The rewards of research
Head of Research for BBC Media Action, Nigeria
"It's boring!" "How do you do it?" "I couldn't be a researcher!" Just a few of the comments which I sometimes hear from my friends and colleagues about my profession. But my reply is simple: "It's as interesting and rewarding a job as anyone can hope for."
For example, just one fascinating part of my job has been discovering how our long-running radio drama Story Story affected people's perceptions and actions in the run-up to the latest general elections in Nigeria. Story Story has been on air since 2004. Set in a motor park, it uses drama in an entertaining way that reflects the everyday realities of Nigerians to trigger awareness and discussion about important social issues such as how citizens are governed. As one listener in a rural part of Akwa Ibom state put it: "It is what is happening in real life that they are acting. Reality is what they are acting."

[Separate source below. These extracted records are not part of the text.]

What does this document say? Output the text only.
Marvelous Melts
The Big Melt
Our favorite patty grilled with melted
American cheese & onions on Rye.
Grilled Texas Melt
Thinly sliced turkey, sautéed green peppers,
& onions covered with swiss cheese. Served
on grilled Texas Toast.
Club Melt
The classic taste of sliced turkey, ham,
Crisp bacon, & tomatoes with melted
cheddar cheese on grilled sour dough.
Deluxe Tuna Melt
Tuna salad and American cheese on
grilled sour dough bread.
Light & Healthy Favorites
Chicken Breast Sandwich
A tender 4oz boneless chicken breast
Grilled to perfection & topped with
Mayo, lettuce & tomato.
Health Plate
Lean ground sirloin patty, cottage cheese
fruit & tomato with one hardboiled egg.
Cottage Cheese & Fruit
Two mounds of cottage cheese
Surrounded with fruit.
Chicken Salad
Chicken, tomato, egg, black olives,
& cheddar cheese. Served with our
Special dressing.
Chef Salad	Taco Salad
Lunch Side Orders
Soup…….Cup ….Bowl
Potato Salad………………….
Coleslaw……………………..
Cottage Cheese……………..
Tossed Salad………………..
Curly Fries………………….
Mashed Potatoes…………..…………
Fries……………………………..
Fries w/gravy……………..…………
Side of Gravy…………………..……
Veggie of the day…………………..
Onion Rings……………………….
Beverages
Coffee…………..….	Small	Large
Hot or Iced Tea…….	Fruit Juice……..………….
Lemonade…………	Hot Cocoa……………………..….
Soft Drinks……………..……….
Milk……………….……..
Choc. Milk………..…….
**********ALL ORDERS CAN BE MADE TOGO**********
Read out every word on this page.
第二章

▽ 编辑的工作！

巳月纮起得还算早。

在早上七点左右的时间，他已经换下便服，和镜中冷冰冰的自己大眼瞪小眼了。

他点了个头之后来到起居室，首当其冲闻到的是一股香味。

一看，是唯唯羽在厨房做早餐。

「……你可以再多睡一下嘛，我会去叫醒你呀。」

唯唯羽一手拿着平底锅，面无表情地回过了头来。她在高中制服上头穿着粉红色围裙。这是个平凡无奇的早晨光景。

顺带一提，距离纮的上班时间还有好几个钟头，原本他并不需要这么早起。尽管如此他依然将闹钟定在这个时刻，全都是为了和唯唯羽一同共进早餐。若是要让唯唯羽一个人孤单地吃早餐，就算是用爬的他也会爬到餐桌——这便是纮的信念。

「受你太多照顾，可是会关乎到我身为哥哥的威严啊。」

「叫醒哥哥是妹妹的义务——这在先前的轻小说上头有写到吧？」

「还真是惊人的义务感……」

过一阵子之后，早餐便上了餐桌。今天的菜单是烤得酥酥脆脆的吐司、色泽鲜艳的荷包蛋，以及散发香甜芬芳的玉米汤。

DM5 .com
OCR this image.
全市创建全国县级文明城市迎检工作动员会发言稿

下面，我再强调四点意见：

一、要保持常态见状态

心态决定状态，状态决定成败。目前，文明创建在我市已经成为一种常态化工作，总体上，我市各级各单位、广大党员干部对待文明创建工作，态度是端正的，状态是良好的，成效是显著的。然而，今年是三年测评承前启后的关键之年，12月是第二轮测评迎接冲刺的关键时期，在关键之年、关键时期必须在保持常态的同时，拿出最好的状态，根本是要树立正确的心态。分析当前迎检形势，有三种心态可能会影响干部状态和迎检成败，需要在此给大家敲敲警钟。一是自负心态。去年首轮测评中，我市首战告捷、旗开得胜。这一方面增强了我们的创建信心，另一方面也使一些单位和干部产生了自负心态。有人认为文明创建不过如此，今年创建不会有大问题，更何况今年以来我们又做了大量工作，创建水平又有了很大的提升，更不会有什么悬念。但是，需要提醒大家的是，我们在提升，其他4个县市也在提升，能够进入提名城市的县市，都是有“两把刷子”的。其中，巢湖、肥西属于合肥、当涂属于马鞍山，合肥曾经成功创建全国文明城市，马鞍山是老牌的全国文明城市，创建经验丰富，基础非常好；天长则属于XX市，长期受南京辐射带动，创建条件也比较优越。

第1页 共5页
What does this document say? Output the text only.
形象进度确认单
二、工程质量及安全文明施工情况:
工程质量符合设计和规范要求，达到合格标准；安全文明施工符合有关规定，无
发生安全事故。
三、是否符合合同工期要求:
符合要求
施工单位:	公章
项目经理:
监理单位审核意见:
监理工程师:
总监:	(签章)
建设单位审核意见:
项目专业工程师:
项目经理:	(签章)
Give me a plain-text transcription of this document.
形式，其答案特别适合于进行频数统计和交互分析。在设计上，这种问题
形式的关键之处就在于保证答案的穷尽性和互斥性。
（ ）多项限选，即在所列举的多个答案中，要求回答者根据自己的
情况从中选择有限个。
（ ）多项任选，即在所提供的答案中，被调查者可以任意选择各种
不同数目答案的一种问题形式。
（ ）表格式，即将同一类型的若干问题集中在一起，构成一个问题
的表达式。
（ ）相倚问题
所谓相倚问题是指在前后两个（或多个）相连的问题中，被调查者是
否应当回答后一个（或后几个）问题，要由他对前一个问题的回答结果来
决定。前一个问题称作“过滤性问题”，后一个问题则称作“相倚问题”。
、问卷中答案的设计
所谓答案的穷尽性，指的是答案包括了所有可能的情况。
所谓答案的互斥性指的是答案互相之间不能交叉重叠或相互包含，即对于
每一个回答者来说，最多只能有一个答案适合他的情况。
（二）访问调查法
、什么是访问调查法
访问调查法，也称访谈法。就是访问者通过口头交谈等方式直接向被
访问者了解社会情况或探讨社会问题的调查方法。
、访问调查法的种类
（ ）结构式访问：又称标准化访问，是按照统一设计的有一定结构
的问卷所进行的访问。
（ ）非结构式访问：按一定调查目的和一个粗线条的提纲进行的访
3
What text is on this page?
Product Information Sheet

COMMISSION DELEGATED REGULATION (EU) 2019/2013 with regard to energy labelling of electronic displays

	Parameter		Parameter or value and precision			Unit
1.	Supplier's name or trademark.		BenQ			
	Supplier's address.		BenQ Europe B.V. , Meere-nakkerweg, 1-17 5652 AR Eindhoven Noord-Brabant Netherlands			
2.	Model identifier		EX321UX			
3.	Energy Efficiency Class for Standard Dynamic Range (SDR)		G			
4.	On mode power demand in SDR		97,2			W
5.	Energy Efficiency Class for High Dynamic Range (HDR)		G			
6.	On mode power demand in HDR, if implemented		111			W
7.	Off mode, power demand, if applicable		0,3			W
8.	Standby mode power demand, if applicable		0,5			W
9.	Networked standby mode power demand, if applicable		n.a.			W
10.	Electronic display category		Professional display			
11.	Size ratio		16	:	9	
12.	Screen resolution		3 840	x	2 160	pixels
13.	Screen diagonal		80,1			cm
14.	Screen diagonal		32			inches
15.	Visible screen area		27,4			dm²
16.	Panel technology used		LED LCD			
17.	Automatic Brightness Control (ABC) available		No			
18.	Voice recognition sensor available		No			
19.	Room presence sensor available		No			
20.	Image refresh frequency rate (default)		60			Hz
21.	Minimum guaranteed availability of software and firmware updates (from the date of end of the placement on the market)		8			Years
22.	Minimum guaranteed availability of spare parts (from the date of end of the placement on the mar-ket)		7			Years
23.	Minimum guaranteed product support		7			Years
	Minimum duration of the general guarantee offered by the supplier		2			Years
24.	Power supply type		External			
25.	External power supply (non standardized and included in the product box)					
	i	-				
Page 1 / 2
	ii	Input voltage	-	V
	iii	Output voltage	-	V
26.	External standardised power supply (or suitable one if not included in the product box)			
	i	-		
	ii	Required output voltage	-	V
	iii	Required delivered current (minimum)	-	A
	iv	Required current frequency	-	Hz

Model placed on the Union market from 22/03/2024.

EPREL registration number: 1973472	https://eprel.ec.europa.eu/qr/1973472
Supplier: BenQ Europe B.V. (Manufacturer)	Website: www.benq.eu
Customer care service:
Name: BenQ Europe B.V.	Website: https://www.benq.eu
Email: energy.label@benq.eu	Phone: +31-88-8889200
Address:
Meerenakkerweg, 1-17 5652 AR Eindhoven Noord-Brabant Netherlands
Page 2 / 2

A recording of BBC Media Action's Nigerian radio drama Story Story.
We used various forms of research from number crunching large-scale surveys to collecting stories in qualitative settings. Our job as researchers was to explore the effect of the USAID-funded series of Story Story on people before and during Nigeria's April 2011 elections. One method saw us visit three listening groups which met weekly over a whole year. Over their year together, these listening groups became closely knit; driven, in my opinion, by a hunger for knowledge and desire for better lives. And from them, we very quickly heard some inspiring stories of individuals voting for the first time and voting for candidates of their choice.
A member of one of the listening groups told us: "Story Story changed my life during the past election. Before [I heard the show], I said I would not register or vote for anyone because [I thought] even if I voted for my candidate he might not win. When I listened to the programme Story Story, they said we should all come out, vote and 'guard' our vote. [I learned that] our vote will be counted in front of us and we can hear the result before we leave. When I heard this, it encouraged me to come out and vote."
In addition to the weekly listening groups, we also brought together listeners on a one-off basis to discuss the impact of the drama on their lives. One listener in Lagos told us that his experiences before listening to the show was that his vote could be easily bought: "Politicians would just tell me, 'Okay, vote for so and so person'. And maybe a night before we vote, we go to a joint, we drink and I have to vote for them because they've bought me some bottles of beer."
But, after listening to Story Story, our listener says he understod the power of his vote: "Since I’ve been listening to [Story Story], I think I would never do that again. I would vote for who I want to vote for." Another listener in a rural area of the Federal Capital Territory said: "Yes, it has increased my understanding. I don't normally vote but this time after listening to Story Story I voted."
Seemingly small fragments of information can quickly yield interesting stories of impact that helps us monitor and evaluate the work we do. And this drives my passion for research. Such changes are sometimes subtle, sometimes anticipated, but sometimes quite unexpected and extraordinary.